Monday, February 18, 2013
Today is Pappaw's birthday. February 18th. It's a date that will always bring him to mind. This is our first without him with us. It seems like I should still be able to call and sing to him like I did each year, or that we should have been sitting in church together yesterday like we always were when we were celebrating.
Instead, I sat alone. Not really, because there were people sitting around me, but I felt alone. I tried to imagine him sitting at the end of the row, in his purple coat, smiling with his family alongside him. If I tried really hard, I could feel him there, and I do try often, because I do miss him so.
You see, they just don't make many men like him any more. Strong, determined, loyal, hardworking, faithful, kind, loving, protective... I could go on and on. He was one of the few men I have loved most in my life, and he set a high standard for me. He always wanted the very best for me, and he was always proud of me. He never failed to tell me so.
He left home a young man before it was legal to serve his country in the U.S. Navy. He was a handsome sailor, tanned and strong, unsure of where life was taking him. It quickly took him to my grandmother, thankfully, and their love story began.
Life was not easy for them by any means, but they were married just weeks short of 65 years. He was a fisherman, a hunter, and a loom fixer by trade. More than anything, he was a husband, a father of two girls, eventually a grandfather of 1 girl and two boys, and a great-grandfather of 1 boy and 5 girls. He was so proud of his family too. Well, mostly, he was humbled that God had blessed him with such a loving family, and he wasn't ashamed to tell you so.

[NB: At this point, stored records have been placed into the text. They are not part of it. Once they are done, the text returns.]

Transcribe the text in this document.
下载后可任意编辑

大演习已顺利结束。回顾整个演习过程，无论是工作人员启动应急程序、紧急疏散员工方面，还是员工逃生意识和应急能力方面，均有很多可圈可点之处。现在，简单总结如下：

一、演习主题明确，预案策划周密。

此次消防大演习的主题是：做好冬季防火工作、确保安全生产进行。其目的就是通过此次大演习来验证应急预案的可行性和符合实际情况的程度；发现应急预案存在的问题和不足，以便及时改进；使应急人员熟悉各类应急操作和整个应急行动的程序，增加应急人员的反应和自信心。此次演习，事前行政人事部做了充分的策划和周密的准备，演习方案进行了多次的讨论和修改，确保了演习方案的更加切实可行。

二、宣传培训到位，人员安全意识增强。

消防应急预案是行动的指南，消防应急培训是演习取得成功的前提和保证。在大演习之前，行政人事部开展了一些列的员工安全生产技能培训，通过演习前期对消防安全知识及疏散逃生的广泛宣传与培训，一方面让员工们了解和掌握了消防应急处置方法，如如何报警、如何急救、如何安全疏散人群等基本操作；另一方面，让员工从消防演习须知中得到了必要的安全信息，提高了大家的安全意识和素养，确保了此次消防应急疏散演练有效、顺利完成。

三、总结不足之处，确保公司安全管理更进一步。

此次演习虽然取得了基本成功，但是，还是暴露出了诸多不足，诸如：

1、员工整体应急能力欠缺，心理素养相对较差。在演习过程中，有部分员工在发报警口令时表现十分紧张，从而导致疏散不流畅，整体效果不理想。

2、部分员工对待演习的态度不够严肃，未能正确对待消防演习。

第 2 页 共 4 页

When I was little, I loved spending time with Pappaw. He taught me how to clean fish, and he took me to the garbage dump in his truck. I know what you're thinking: "Not a big thrill". However, riding somewhere with my Pappaw was a big deal because I had all of his attention. When I sat beside him on the couch, he would sometimes squeeze my knee so hard that I would slide down out of my seat. I would pretend to be bothered, but I always went back to sit next to him. I felt like I was sitting next to a giant.
Pappaw was so funny. He didn't mean to be most of the time, but he said things sometimes that just caught you off guard and made you laugh. He didn't have a mean bone in his body, and he didn't talk bad about other people. I loved to hear him laugh too, and nothing made him smile and laugh more than his children, grandchildren, and great-grandchildren.
I just miss his presence. When someone is so strong, they can walk into a room and you can just feel that they are there. Much of it for Pappaw was that he was so well-respected. I can't imagine having ever disrespected him, because I always just wanted him to be proud of me.
In the last days, his strength was failing. You could see in his eyes that he was struggling with not being able to do the things he once did. He couldn't mow the grass or drive cars for the local dealership. He couldn't lean down and pick up the great-grands and swing them into the air. He tried to smile and laugh, but it didn't come naturally. He was struggling with living in his last days.
I had a dream on a Friday night at the end of September about my Pappaw. I woke up and just couldn't shake it. I had to see him, and on Sunday I did. He was asleep most of the time I was there, but he did wake up a few times to visit with the girls and me. When we got ready to leave that day, he stood up out of his chair, and he hugged each one of us. I held him a little longer that day, and his rough hands felt just as strong as they ever had. He looked me in my eyes and said, "I love you, baby, and I'm proud of you." It was the last thing I would ever hear him say. He collapsed the next day.
It's one of the most devastating losses I've ever endured, losing my Pappaw. I know he's at full strength now, having joined our many family members in Heaven, but if I try real hard, I can still feel him here. He made more of an impression on me than he ever knew, but he knew I loved him and wanted to make him proud. In return, I knew he loved me, and, as he told me on that last day, he was proud of the woman I have become. It makes me stronger to think of him, knowing what he would expect of me. I am so thankful for my Pappaw, and I hope I will always feel him here with me when I try real hard.